"Kami minta penegak hukum untuk menerapkan sanksi tegas bagi oknum yang melibatkan anak untuk kepentingan politik," ujar Giwo di Jakarta, Rabu.
Dia menambahkan pelibatan anak dalam kegiatan politik, termasuk penyampaian aspirasi politik di jalanan, bertentangan dengan Pasal 15 UU Nomor 35/2014 yang merupakan perubahan atas UU 3/2002 tentang Perlindungan Anak.
Pada pasal 15 UU 35/2014 tersebut disebutkan setiap anak berhak memperoleh perlindungan dan penyalahgunaan dalam kegiatan politik, pelibatan dalam sengketa bersenjata, pelibatan dalam kerusuhan sosial, pelibatan dalam peristiwa yang mengandung kekerasan, pelibatan dalam peperangan, dan kejahatan seksual.
Kowani mengutuk keras dengan dilibatkannya anak-anak dalam aksi unjuk rasa menolak UU Cipta Kerja, beberapa waktu lalu.
"Sangat disesalkan aksi ini dilakukan di tengah pandemi COVID-19, yang mana anak harus benar-benar mendapatkan perlindungan," ujar dia.
Giwo meminta agar penegak hukum menerapkan sanksi tegas yang kemudian diperlihatkan kepada masyarakat. Hal itu untuk memberikan efek jera bagi mereka yang ingin memanfaatkan anak dalam aksi unjuk rasa.
"Harus diperlihatkan kepada masyarakat, bahwa melibatkan anak dalam aksi unjuk rasa tersebut adalah sesuatu yang salah," kata dia.

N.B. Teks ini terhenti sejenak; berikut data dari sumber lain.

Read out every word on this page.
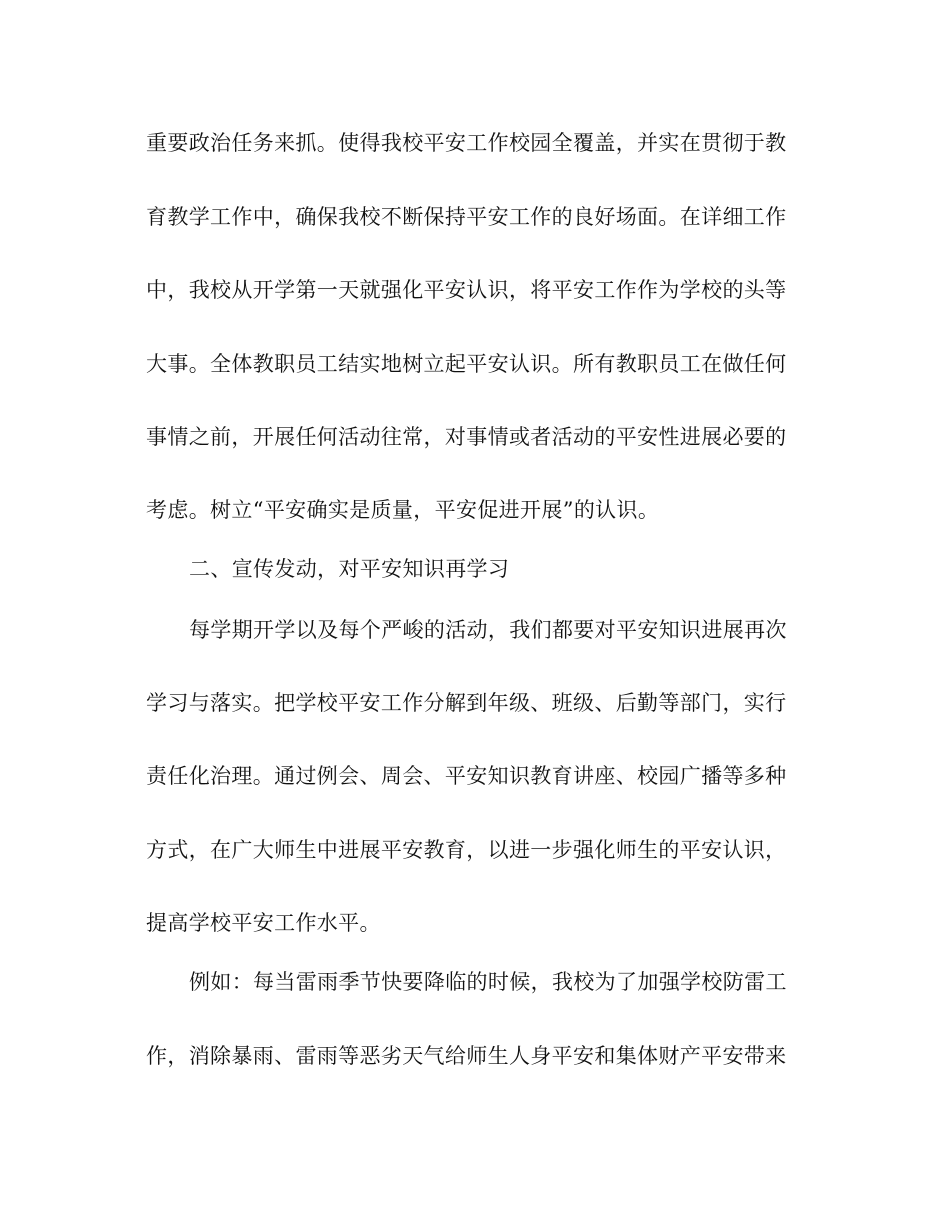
重要政治任务来抓。使得我校平安工作校园全覆盖，并实在贯彻于教
育教学工作中，确保我校不断保持平安工作的良好场面。在详细工作
中，我校从开学第一天就强化平安认识，将平安工作作为学校的头等
大事。全体教职员工结实地树立起平安认识。所有教职员工在做任何
事情之前，开展任何活动往常，对事情或者活动的平安性进展必要的
考虑。树立“平安确实是质量，平安促进开展”的认识。
二、宣传发动，对平安知识再学习
每学期开学以及每个严峻的活动，我们都要对平安知识进展再次
学习与落实。把学校平安工作分解到年级、班级、后勤等部门，实行
责任化治理。通过例会、周会、平安知识教育讲座、校园广播等多种
方式，在广大师生中进展平安教育，以进一步强化师生的平安认识，
提高学校平安工作水平。
例如：每当雷雨季节快要降临的时候，我校为了加强学校防雷工
作，消除暴雨、雷雨等恶劣天气给师生人身平安和集体财产平安带来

Dia juga meminta agar para orang tua benar-benar memberi pengertian pada anak bahwa mengikuti aksi unjuk rasa tidak dibenarkan. Begitu juga dengan guru dan kepala sekolah yang mana juga bertanggung jawab dalam keikutsertaan anak dalam aksi unjuk rasa.
Sejumlah anak mengikuti aksi unjuk rasa beberapa waktu lalu. Anak-anak tersebut ikut demo dikarenakan ajakan yang menyebar cepat melalui media sosial.